Bachmann1234 / diff_cover

Automatically find diff lines that need test coverage.
Apache License 2.0
713 stars 192 forks source link

diff everything on removal #367

Open cboden opened 1 year ago

cboden commented 1 year ago

In our CI/CD we're running the command diff-quality --violations sqlfluff --compare-branch=master --fail-under=100 on version 7.7.0 on a branch that has only deleted/removed files. We have hundreds of files. Normally, if any file is modified or added, diff-quality only checks those files and takes several seconds. When the branch only has removals it's scanning everything and taking 40 minutes.
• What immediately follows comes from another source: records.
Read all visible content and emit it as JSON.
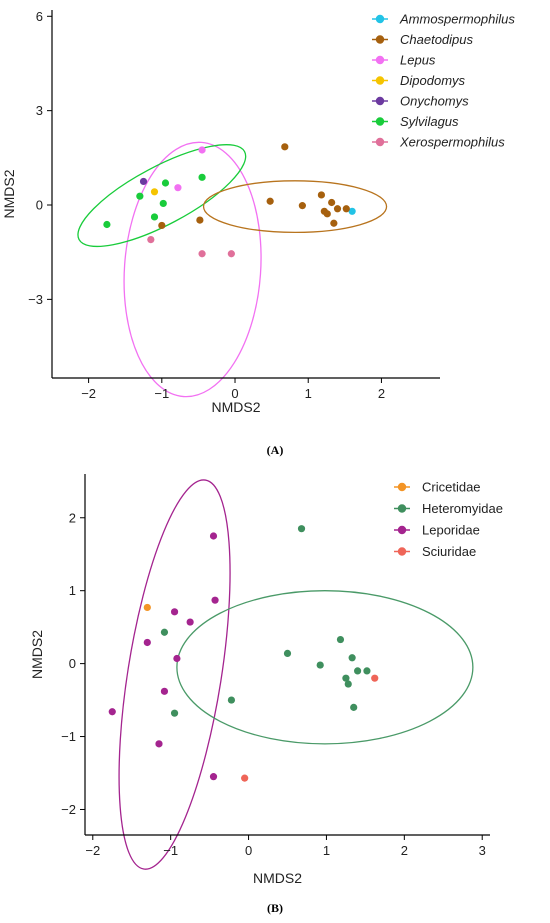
{
  "chart_data": [
    {
      "type": "scatter",
      "panel_label": "(A)",
      "xlabel": "NMDS2",
      "ylabel": "NMDS2",
      "xlim": [
        -2.5,
        2.8
      ],
      "ylim": [
        -5.5,
        6.2
      ],
      "xticks": [
        -2,
        -1,
        0,
        1,
        2
      ],
      "yticks": [
        -3,
        0,
        3,
        6
      ],
      "grid": false,
      "legend_position": "top-right",
      "legend_italic": true,
      "series": [
        {
          "name": "Ammospermophilus",
          "color": "#22c3e6",
          "points": [
            [
              1.6,
              -0.2
            ]
          ]
        },
        {
          "name": "Chaetodipus",
          "color": "#a6600e",
          "points": [
            [
              0.68,
              1.85
            ],
            [
              0.48,
              0.12
            ],
            [
              1.18,
              0.32
            ],
            [
              1.32,
              0.08
            ],
            [
              1.22,
              -0.2
            ],
            [
              1.26,
              -0.28
            ],
            [
              1.4,
              -0.12
            ],
            [
              1.52,
              -0.12
            ],
            [
              1.35,
              -0.58
            ],
            [
              0.92,
              -0.02
            ],
            [
              -0.48,
              -0.48
            ],
            [
              -1.0,
              -0.65
            ]
          ]
        },
        {
          "name": "Lepus",
          "color": "#f271f2",
          "points": [
            [
              -0.45,
              1.75
            ],
            [
              -0.78,
              0.55
            ]
          ]
        },
        {
          "name": "Dipodomys",
          "color": "#f5c400",
          "points": [
            [
              -1.1,
              0.42
            ]
          ]
        },
        {
          "name": "Onychomys",
          "color": "#6c3aa0",
          "points": [
            [
              -1.25,
              0.75
            ]
          ]
        },
        {
          "name": "Sylvilagus",
          "color": "#19cc3b",
          "points": [
            [
              -1.75,
              -0.62
            ],
            [
              -1.3,
              0.28
            ],
            [
              -0.95,
              0.7
            ],
            [
              -0.45,
              0.88
            ],
            [
              -0.98,
              0.05
            ],
            [
              -1.1,
              -0.38
            ]
          ]
        },
        {
          "name": "Xerospermophilus",
          "color": "#e0709a",
          "points": [
            [
              -0.45,
              -1.55
            ],
            [
              -0.05,
              -1.55
            ],
            [
              -1.15,
              -1.1
            ]
          ]
        }
      ],
      "ellipses": [
        {
          "color": "#f271f2",
          "center": [
            -0.58,
            -2.05
          ],
          "rx": 0.93,
          "ry": 4.05,
          "rotation_deg": 4
        },
        {
          "color": "#19cc3b",
          "center": [
            -1.0,
            0.3
          ],
          "rx": 1.28,
          "ry": 0.92,
          "rotation_deg": -28
        },
        {
          "color": "#b8741e",
          "center": [
            0.82,
            -0.05
          ],
          "rx": 1.25,
          "ry": 0.82,
          "rotation_deg": 0
        }
      ]
    },
    {
      "type": "scatter",
      "panel_label": "(B)",
      "xlabel": "NMDS2",
      "ylabel": "NMDS2",
      "xlim": [
        -2.1,
        3.1
      ],
      "ylim": [
        -2.35,
        2.6
      ],
      "xticks": [
        -2,
        -1,
        0,
        1,
        2,
        3
      ],
      "yticks": [
        -2,
        -1,
        0,
        1,
        2
      ],
      "grid": false,
      "legend_position": "top-right",
      "legend_italic": false,
      "series": [
        {
          "name": "Cricetidae",
          "color": "#f39425",
          "points": [
            [
              -1.3,
              0.77
            ]
          ]
        },
        {
          "name": "Heteromyidae",
          "color": "#3f8f5e",
          "points": [
            [
              0.68,
              1.85
            ],
            [
              0.5,
              0.14
            ],
            [
              0.92,
              -0.02
            ],
            [
              1.18,
              0.33
            ],
            [
              1.33,
              0.08
            ],
            [
              1.4,
              -0.1
            ],
            [
              1.25,
              -0.2
            ],
            [
              1.28,
              -0.28
            ],
            [
              1.52,
              -0.1
            ],
            [
              1.35,
              -0.6
            ],
            [
              -1.08,
              0.43
            ],
            [
              -0.95,
              -0.68
            ],
            [
              -0.22,
              -0.5
            ]
          ]
        },
        {
          "name": "Leporidae",
          "color": "#a4248f",
          "points": [
            [
              -0.45,
              1.75
            ],
            [
              -0.95,
              0.71
            ],
            [
              -0.43,
              0.87
            ],
            [
              -0.75,
              0.57
            ],
            [
              -1.3,
              0.29
            ],
            [
              -0.92,
              0.07
            ],
            [
              -1.08,
              -0.38
            ],
            [
              -1.75,
              -0.66
            ],
            [
              -1.15,
              -1.1
            ],
            [
              -0.45,
              -1.55
            ]
          ]
        },
        {
          "name": "Sciuridae",
          "color": "#ef6558",
          "points": [
            [
              1.62,
              -0.2
            ],
            [
              -0.05,
              -1.57
            ]
          ]
        }
      ],
      "ellipses": [
        {
          "color": "#a4248f",
          "center": [
            -0.95,
            -0.15
          ],
          "rx": 0.6,
          "ry": 2.7,
          "rotation_deg": 9
        },
        {
          "color": "#4a9a68",
          "center": [
            0.98,
            -0.05
          ],
          "rx": 1.9,
          "ry": 1.05,
          "rotation_deg": 0
        }
      ]
    }
  ]
}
Bachmann1234 commented 1 year ago

interesting, ill have to find some time to see if I can reproduce this and see whats up

cboden commented 1 year ago

An update: This issue is non-deterministic.

Scenario: We have a file that would fail a lint/violation check, but it shouldn't be scanned in our given scenario. I've confirmed via git diff --name-only master the file failing is not present, only the removed files are. My expectation is diff-quality would pass 0 files to the violations tool. (as I write this, I realize I'm making some assumptions on how the interaction between diff_cover and the sqlfluff plugin might work)

When attempting to replicate locally, my first attempt running diff-quality passed. I re-traced my steps to ensure I did the same thing as CI/CD and got it to fail on the file that wasn't modified. I then re-ran the exact same command listed in my first comment 5 times in succession. The result was 4 failures and 1 pass.

cboden commented 1 year ago

Upgraded to 8.0 with same result. Using Python 3.9.9.

Bachmann1234 commented 1 year ago

So its not immediately obvious to me why diff-quality would be acting differently on removed files.

the basic algorithm is

run the quality tool command over the project

Run 'git -c diff.mnemonicprefix=no -c diff.noprefix=no diff --no-color --no-ext-diff -U0 origin/main...HEAD'

compare the lines reported the quality tool to the lines in the diff.

Now, I do think sql fluff is a bit different in that it runs over each and every file. https://github.com/sqlfluff/sqlfluff/blob/9579127595333037aa893adb4384d7612c32e0ed/src/sqlfluff/diff_quality_plugin.py#L63

@barrywhart do you have any insight on anything on this issue?

@cboden do you have an example repo we can use to debug this at all? Also the branch with the deleted files. Can you share if its a ton of deleted files? Or just s small number?

barrywhart commented 1 year ago

No immediate insights, but I see that the SQLFluff plugin logs the SQLFluff command before running it. It may be helpful to look at that.

One random thought (no evidence, just brainstorming) -- is it possible it's running SQLFluff against one or more directory paths, hence processing all the files in that directory?

barrywhart commented 1 year ago

Two more thoughts:

cboden commented 1 year ago

do you have an example repo we can use to debug this at all? Also the branch with the deleted files. Can you share if its a ton of deleted files? Or just s small number?

It's a small number and is happening on every PR we open like it. The latest PR had the following changes to a dbt repository:

barrywhart commented 1 year ago

My guess is that this is not a bug; that the repo is corrupted somehow.

cboden commented 1 year ago

My guess is that this is not a bug; that the repo is corrupted somehow.

How can we test/confirm this? How would a corruption apply to diff_cover or sqlfluff?

barrywhart commented 1 year ago

Run the same git command that diff-cover uses and see if it includes more files than it should.

cboden commented 1 year ago

I've confirmed via git diff --name-only master the file failing is not present, only the removed files are.

Is there another git command I should test?